¿Qué es la zeaxantina?

La zeaxantina es uno de los carotenoides (antioxidantes) más comunes que, junto con la luteína, se encuentran en los alimentos. La zeaxantina es la que da a las plantas y a los alimentos su color amarillo o rojo característico. Se encuentra en muchos alimentos integrales, en las espinacas, el brócoli, la calabaza, la espirulina y hasta en la yema de huevo. Si tomas habitualmente alguno de estos alimentos, es muy probable que estés comiendo lo suficiente de este carotenoide para obtener sus beneficios.

Tal como he mencionado antes, por lo general, cuando se menciona la zeaxantina, se la asocia a otro poderoso componente antioxidante, la luteína. Ambos carotenoides se encuentran en la retina del ojo, y esto quiere decir que son muy importantes para prevenir la degeneración macular relacionada con la edad. Recordemos que todos estamos expuestos a situaciones que pueden dañar nuestras células y radicales libres, y los antioxidantes son la forma en la que nuestro cuerpo se defiende contra ellos.

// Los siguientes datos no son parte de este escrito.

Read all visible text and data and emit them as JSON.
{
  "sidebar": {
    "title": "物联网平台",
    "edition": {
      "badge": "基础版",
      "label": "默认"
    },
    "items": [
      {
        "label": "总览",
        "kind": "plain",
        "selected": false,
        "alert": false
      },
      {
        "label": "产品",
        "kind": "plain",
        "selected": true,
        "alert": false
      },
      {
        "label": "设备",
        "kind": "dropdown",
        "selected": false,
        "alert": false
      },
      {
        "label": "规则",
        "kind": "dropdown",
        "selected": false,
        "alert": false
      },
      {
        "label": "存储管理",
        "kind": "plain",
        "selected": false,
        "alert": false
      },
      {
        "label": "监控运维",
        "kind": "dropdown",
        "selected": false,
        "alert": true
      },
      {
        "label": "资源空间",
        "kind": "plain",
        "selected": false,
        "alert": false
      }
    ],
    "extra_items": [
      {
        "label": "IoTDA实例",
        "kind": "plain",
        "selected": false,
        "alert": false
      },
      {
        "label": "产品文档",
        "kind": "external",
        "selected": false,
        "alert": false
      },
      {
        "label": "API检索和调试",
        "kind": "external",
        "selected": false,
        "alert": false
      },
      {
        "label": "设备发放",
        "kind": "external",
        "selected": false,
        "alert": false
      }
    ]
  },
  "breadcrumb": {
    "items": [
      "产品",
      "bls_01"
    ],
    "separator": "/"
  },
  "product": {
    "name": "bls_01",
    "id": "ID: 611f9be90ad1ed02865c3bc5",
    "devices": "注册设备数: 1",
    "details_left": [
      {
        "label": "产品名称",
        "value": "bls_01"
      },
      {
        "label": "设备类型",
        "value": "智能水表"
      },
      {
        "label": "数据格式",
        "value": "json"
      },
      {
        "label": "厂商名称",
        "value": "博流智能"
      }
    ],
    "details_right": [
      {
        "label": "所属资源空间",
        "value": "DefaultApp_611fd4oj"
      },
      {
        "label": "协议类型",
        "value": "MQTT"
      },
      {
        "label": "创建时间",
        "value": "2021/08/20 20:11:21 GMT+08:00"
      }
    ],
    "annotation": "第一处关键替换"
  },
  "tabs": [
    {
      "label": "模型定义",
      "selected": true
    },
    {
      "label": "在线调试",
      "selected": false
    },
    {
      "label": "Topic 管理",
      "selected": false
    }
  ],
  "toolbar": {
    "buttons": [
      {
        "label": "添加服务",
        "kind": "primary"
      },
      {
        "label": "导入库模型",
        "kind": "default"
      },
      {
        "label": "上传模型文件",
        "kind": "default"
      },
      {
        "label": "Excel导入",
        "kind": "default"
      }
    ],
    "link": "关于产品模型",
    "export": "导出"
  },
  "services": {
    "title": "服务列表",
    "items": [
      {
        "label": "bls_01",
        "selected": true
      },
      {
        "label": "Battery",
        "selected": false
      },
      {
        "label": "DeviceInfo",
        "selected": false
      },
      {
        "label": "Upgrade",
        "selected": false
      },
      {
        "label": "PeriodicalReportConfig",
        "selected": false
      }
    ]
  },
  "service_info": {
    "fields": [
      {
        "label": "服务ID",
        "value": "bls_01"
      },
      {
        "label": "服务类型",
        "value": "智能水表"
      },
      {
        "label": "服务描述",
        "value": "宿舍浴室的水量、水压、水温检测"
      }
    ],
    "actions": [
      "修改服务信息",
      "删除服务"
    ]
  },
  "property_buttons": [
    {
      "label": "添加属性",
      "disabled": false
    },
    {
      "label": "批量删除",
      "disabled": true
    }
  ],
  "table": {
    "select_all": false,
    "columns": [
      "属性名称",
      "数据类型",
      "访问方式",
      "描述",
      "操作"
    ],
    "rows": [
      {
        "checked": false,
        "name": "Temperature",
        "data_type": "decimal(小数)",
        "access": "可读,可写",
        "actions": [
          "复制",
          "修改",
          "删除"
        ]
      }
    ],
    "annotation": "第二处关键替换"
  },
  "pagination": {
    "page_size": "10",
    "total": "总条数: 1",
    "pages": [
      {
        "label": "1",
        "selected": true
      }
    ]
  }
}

Al igual que las vitaminas solubles en grasa, algunos antioxidantes como los carotenoides se absorben mejor con algo de grasa. Por ello, la próxima vez que tomes una comida o un alimento rico en zeaxantina, asegúrate que vaya acompañado por alguna grasa saludable como el aceite de oliva, aguacate, nueces o semillas.

Se han realizado varios estudios que demuestran que la luteína y la zeaxantina ayudan a la salud ocular, disminuyendo la formación de cataratas, reduciendo los marcadores de estrés asociados con la retinopatía diabética y reduciendo la inflamación ocular.

¿Y dónde las encontramos?

1. En la yema de huevo y el maíz. Un estudio descubrió que la yema de huevo y el maíz contienen el mayor porcentaje de luteína y zeaxantina, más del 85% de carotenoides
2. En los vegetales verdes: espinacas, col rizada, nabo, coles, diente de león, mostaza y brócoli. Las verduras de hoja verde oscura no solo son una buena fuente de fibra, sino que también son ricas en vitaminas, minerales y antioxidantes.
3. En la calabaza. En una taza de calabaza cocida hay 2,5 mg de luteína y zeaxantina. Si te encantan las sopas o el pastel de calabaza, ¡es fácil de incorporarla en tu dieta!
4. En la espirulina: sólo una cucharada de espirulina proporciona cuatro gramos de proteína, junto con una dosis saludable de calcio, hierro, magnesio y potasio. La espirulina también es rica en luteína y zeaxantina.